Matters get even more mook-metal-friendly on ‘Ah Feel’, whose chorus is sung in Norwegian by Erlend Hjelvik of Kverlertak. It has the gas station-shirted noiserock meanness of early-90s Amphetamine Reptile Records bands and the flapping-Dickies breakdowns of late-90s Deftones, which should be an awful combination but somehow works a charm. The closest the album comes to ‘proper’, punked-up noiserock is ‘Darkest Day’, replete with some terrific Duane Denison-style chainsaw guitar – yet there’s one more feint on the LP for us, closing number ‘Rebekka (Tragedie)’. Based for the most part around Nernes’ one-thumb bassline, it took a few listens before I twigged that its melody and structure resemble a 60s girl group song, even if aesthetically it ends up somewhere much louder and burlier.
It concludes with a death, as it doubtless would had Shadow Morton written the lyrics. This is not a brand new fixation for Kjetil Nernes, it should be noted: Årabrot, for example, is fairly soaking in it. If anything, he now seems less inclined to toss around references like confetti – if The Gospel is a fuck-you to the vanquished cancer, it’s also awed at the spite with which it can ravage a body. What with Årabrot’s lyrical tack largely consisting of metaphor, allegory and literary references, sometimes crammed into metres that really shouldn’t fit, there’s a degree of projection involved in mulling the lyric sheet. "A tall, white stranger / In his hand a long spear / At iron’s point a fire / He thrust it in my heart," runs the second verse of ‘The Gospel’. ‘Ah Feel’ adds a moment of almost-literalism: "And I smell it up the nose / Where the sickness is / And I’m bound for the grave." Nernes paints himself as a weakened supplicant on ‘And The Whore Is This City’, adding almost self-mocking yelps after certain lines: "Oh dear mistress Hecate, did I hurt you? / What have I done to you?"

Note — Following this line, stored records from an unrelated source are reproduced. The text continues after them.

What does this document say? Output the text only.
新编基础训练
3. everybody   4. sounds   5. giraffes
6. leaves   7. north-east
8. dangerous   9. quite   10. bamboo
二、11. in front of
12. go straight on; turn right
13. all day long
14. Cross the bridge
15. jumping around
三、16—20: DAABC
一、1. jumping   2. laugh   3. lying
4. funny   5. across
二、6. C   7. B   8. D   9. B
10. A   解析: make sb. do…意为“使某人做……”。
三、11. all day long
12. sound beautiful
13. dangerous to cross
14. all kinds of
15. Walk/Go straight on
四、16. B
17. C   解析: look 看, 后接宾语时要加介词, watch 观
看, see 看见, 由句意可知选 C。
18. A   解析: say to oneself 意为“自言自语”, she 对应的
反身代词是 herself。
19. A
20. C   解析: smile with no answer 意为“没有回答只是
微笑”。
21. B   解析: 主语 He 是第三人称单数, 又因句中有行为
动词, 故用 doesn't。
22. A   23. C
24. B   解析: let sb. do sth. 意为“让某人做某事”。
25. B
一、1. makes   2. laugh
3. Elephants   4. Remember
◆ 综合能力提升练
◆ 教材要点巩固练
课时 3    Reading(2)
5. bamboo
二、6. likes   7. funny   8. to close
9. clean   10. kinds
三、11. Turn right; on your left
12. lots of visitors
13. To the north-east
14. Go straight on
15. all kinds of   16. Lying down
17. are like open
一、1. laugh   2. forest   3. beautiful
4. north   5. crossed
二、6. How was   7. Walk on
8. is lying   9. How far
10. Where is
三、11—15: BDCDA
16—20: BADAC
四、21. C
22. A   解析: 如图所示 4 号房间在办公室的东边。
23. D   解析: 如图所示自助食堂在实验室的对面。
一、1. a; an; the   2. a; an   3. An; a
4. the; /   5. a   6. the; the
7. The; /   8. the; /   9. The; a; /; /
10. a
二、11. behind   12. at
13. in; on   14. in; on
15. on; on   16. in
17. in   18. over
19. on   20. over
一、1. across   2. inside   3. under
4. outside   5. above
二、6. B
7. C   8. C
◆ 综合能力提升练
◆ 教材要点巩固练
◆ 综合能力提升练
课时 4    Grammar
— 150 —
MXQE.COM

Perhaps Årabrot will be helped by releasing this superb album into a world of rebooted-for-2016 music consumers, their analytical minds sharpened by the posthumous discourse around David Bowie’s final release. Obviously, this sidesteps the fact that if The Gospel receives even one percent of the attention given to Blackstar, it will amount to a significant profile boost for the Norwegian group, but it honestly does deserve to be heard on a far wider scale than anything they’ve previously released. Before, their appeal was limited by their approach, however excellent it might have been. Now, the sludgy guitars and snarled lyrics are a minor component, not the driving force. There’s tinkled ivories, rock-club air guitar moments, a genuine pop sensibility, camp theatre and high drama. Plus a backstory with an ending that’s happy not just for Årabrot, but for all of us.